Curious about what you’re missing out on? As many Primal readers here will tell you, goat meat has a flavor and texture that is incredibly delicious. It’s a bit like a cross between lamb and beef: less gamey than lamb can be, a little oilier than beef. If you don’t see it being sold at your local grocery store, ask your butcher to bring some in for you. Like any type of meat, goat is sold in a variety of cuts, such as leg, loin, rack or shoulder/ stew meat. Stewing and braising tend to be the best cooking methods for goat, as the meat can be tough and needs some time to become tender. However, in many cases, you can substitute a similar cut of goat meat in recipes that call for beef or lamb.
We’ve included a simple recipe for stewed goat, which is a good place to start if you’ve never cooked goat before. But don’t be timid – get yourself some goat and start experimenting. Goat meat pairs well with sweet spices like cinnamon, cardamom and allspice and with the bold, spicy flavors in harissa and curry. Vegetables like carrots, parsnips and sautéed greens pair well as side dishes.
If the idea of eating goat meat doesn’t have you salivating, it may just be the normal hesitation many people have over eating an animal they’ve never eaten before. Once you take your first bite, however, you’ll find goat to be a rich, flavorful and interesting new addition to your protein rotation.
Preheat oven to 350 degrees Fahrenheit.
Season meat with salt, pepper, coriander and cinnamon. In a large Dutch oven or deep oven proof pot, warm several tablespoons of oil or butter. Sear meat in batches, browning all sides of the meat. Set the meat aside.
Add a little more oil to the pot, then the onion, carrot and garlic. Saute several minutes then add wine, stock and bay leaves. Scrape up any browned bits on the bottom of the pot. Bring to a simmer and add meat back to the pot.

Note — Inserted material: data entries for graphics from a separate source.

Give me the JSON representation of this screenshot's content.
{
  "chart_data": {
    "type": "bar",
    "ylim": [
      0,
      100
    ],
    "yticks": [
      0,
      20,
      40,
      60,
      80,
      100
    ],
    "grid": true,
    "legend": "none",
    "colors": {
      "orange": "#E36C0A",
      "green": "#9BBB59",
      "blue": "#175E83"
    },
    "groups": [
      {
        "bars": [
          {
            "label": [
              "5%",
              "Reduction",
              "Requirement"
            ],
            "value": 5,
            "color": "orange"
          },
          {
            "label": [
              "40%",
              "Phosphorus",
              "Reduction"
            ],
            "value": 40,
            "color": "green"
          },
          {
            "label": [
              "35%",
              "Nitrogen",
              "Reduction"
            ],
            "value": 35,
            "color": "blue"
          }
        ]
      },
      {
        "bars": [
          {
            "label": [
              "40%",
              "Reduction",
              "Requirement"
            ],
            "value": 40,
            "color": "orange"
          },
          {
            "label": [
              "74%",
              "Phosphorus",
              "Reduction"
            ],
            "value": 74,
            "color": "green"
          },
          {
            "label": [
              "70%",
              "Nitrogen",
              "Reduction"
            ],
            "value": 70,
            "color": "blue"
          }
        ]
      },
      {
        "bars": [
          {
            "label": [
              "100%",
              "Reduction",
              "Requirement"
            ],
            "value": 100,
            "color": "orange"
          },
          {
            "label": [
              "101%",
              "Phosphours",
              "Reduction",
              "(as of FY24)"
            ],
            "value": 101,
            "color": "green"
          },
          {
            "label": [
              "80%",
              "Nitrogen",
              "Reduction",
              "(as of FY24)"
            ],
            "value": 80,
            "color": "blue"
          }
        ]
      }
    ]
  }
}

Transfer the pot to the oven. Cook covered for 1 hour then tilt the lid slightly so it’s not completely tight and cook at least 1 1/2 hours more until meat is tender.
If there is excess oil on top of the broth, it can be skimmed off if desired. Remove the meat from the pot and cut it off the bones, then return it to the pot.
Serve with a garnish of fresh mint or parsley and a side of cooked vegetables that will soak up the liquid, such as mashed cauliflower or parsnips.